It saddens me to proclaim that the American Medical Association (AMA), the once-venerable organization that has advocated for the interests of physicians and patients alike since its founding in 1847, is on the precipice of irrelevancy. Membership has dwindled such that only 1/4 of physicians now belong to its ranks.
The attendant decrease in social and political influence that accompanies this decrease in membership arguably compromises the ability of the AMA to execute its mission statement: “To promote the art and science of medicine and the betterment of public health.”

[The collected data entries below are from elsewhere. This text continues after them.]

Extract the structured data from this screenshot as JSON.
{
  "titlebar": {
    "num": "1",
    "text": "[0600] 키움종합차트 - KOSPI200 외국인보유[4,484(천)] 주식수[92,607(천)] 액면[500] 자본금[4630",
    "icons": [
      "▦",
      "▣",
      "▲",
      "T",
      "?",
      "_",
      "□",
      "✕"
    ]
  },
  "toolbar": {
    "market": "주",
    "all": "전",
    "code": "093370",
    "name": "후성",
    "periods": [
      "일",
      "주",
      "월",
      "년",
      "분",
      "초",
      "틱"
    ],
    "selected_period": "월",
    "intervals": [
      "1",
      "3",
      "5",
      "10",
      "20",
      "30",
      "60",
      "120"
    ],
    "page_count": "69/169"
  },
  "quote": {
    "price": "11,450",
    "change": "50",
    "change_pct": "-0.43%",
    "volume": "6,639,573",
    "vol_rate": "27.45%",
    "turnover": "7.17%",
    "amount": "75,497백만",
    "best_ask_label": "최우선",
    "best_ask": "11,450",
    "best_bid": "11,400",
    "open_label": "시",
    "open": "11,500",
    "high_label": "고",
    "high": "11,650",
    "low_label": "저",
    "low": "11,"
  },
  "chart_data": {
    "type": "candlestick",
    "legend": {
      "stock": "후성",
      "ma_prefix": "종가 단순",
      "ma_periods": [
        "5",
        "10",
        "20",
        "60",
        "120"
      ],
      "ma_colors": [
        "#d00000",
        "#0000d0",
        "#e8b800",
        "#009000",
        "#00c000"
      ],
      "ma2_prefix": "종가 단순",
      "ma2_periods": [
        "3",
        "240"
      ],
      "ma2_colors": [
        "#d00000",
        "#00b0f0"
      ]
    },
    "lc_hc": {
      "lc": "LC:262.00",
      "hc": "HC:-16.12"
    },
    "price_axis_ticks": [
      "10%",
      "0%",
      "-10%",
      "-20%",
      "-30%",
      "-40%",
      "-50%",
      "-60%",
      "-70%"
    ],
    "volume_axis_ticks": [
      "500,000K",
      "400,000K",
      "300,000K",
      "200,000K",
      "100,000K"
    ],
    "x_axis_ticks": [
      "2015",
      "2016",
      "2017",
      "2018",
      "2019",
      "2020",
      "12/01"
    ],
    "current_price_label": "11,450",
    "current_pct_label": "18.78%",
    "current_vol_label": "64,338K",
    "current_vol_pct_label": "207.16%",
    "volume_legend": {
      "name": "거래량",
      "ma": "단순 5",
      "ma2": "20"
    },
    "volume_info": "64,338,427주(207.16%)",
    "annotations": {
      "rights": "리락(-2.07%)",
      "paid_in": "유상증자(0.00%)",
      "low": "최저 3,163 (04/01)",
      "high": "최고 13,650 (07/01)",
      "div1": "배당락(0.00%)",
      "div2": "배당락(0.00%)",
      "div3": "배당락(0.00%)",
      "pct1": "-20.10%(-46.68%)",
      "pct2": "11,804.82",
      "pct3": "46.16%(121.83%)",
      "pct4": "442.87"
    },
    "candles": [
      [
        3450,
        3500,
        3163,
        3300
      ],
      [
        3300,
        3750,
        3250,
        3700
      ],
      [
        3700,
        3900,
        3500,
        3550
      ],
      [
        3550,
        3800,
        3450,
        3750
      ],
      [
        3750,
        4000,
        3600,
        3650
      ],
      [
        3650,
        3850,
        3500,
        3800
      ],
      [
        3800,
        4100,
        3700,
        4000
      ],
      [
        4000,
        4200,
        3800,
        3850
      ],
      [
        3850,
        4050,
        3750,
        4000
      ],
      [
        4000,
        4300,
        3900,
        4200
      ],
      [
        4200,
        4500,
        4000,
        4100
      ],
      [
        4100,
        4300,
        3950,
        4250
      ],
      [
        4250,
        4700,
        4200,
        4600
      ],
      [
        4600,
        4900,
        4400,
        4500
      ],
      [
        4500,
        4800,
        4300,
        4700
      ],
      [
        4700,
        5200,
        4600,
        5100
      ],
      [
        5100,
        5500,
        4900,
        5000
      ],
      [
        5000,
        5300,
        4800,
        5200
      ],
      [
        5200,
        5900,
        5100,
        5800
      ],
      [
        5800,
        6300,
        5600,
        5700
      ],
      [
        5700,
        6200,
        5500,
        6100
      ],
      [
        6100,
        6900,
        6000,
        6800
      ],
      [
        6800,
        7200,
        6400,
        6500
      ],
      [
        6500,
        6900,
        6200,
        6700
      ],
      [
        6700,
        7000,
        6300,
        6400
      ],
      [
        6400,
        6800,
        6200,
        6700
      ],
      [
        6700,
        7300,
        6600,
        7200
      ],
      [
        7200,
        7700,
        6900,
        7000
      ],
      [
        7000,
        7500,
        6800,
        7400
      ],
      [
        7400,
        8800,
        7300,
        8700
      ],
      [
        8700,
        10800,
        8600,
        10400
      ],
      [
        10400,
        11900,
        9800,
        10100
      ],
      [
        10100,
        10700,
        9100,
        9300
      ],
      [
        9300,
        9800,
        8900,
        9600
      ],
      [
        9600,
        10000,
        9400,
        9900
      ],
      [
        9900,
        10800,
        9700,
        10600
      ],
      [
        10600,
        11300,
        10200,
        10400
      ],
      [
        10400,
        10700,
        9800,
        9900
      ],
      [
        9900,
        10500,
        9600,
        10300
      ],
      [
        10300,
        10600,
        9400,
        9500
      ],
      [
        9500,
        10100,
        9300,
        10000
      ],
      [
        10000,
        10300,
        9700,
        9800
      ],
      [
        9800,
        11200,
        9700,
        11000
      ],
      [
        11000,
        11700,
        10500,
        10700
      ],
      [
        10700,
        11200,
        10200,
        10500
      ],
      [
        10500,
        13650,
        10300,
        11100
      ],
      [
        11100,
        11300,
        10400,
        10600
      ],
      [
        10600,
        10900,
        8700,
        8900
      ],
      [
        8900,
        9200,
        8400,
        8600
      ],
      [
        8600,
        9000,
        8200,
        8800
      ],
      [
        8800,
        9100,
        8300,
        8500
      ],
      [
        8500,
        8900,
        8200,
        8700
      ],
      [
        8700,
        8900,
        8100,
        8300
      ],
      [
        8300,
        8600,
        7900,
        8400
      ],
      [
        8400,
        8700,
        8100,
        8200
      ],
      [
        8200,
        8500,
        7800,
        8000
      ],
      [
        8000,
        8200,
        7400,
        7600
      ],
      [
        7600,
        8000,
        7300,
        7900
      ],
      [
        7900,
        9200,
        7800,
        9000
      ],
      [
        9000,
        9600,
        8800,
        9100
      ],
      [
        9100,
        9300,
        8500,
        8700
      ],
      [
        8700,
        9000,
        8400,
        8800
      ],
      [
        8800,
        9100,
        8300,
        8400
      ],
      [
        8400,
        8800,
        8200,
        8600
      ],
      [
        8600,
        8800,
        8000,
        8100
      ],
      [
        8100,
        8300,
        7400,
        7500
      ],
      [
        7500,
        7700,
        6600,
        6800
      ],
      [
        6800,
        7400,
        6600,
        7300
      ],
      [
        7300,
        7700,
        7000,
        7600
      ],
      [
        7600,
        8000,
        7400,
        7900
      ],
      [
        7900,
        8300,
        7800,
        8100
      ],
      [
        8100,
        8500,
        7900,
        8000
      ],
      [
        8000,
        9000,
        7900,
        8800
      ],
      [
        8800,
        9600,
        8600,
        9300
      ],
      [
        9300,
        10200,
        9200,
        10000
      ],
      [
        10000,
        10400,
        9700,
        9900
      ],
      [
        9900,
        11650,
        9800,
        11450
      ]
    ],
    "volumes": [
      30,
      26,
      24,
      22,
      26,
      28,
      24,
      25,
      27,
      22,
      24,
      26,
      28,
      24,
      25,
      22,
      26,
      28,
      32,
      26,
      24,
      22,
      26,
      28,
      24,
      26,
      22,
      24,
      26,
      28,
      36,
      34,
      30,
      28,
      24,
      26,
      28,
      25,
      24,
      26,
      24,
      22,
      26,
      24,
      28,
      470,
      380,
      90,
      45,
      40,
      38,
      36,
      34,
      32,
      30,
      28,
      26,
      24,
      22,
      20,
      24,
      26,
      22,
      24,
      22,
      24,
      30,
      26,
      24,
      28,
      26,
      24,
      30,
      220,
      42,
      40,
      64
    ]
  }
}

Now more than ever, as we witness the transformation of healthcare delivery in the United States, there exists a need for a strong voice to represent the collective wisdom and experience of physicians in this country. Sadly, this is lacking at this pivotal time.
Regardless of one’s political leanings, there appears to have developed a broad consensus among stakeholders that:
- the cost of healthcare in the United States is too high
- there are not enough primary care physicians in the United States
- relatively low compensation is one factor motivating medical students to choose more lucrative specialties as careers
If our goal, as a society, is to increase the number of medical students who choose primary care then we must commit to paying these physicians fairly.
The AMA’s Specialty Society Relative Value Scale Update Committee (RUC) is advertised as representing the entire medical profession. It consists of 31 members, with 21 of these appointed by medical specialty societies. At any one time, no more than 5 of its members (at most) represent primary care. It is this committee that is tasked with allocating a work relative value unit to every professional activity performed by physicians. These recommendations, which are made annually, are then forwarded to the Center for Medicare and Medicaid Services (CMS) and also serve as the template for Physician reimbursement by commercial payers.
Since every committee is a reflection of its membership, the recommendations of the RUC (not surprisingly) allocate a higher value to the activities performed by specialists and subspecialists compared to those performed by their primary care counterparts. The downstream effect is reduced reimbursement to primary care physicians by both CMS as well as private insurers. To begin to address this significant differential in compensation between specialists and primary care physicians, the composition of the RUC must change. Otherwise the AMA risks being indelibly tarnished as an organization that serves as a lobby for specialists and subspecialists to the exclusion of our primary care brethren in the trenches.
Revamping the membership of the RUC so that half of its voting members represent primary care would represent a bold attempt at acknowledging that primary care physicians have been under appreciated (and under compensated) for far too long in our current healthcare system. So as not to silence the voice of any specialty society that is currently privileged to serve on the RUC, the committee can instead be enlarged via the addition of positions that would be reserved exclusively for primary care physicians. The consequences of such a restructuring of the RUC would be clear: as greater value is placed on activities performed by primary care physicians compensation would increase, followed by an increase in the number of medical students who choose to enter primary care. In time, the shortage of primary care physicians in the United States would be alleviated.
Such a change would demonstrate that the AMA (both its leadership as well as membership) is serious about addressing the dearth of primary care physicians in the United States for “the betterment of public health” (as per its mission statement).
Such a change would also secure the AMA a continued place at the table of stakeholders as our healthcare delivery system undergoes dramatic transformation in the 21st century.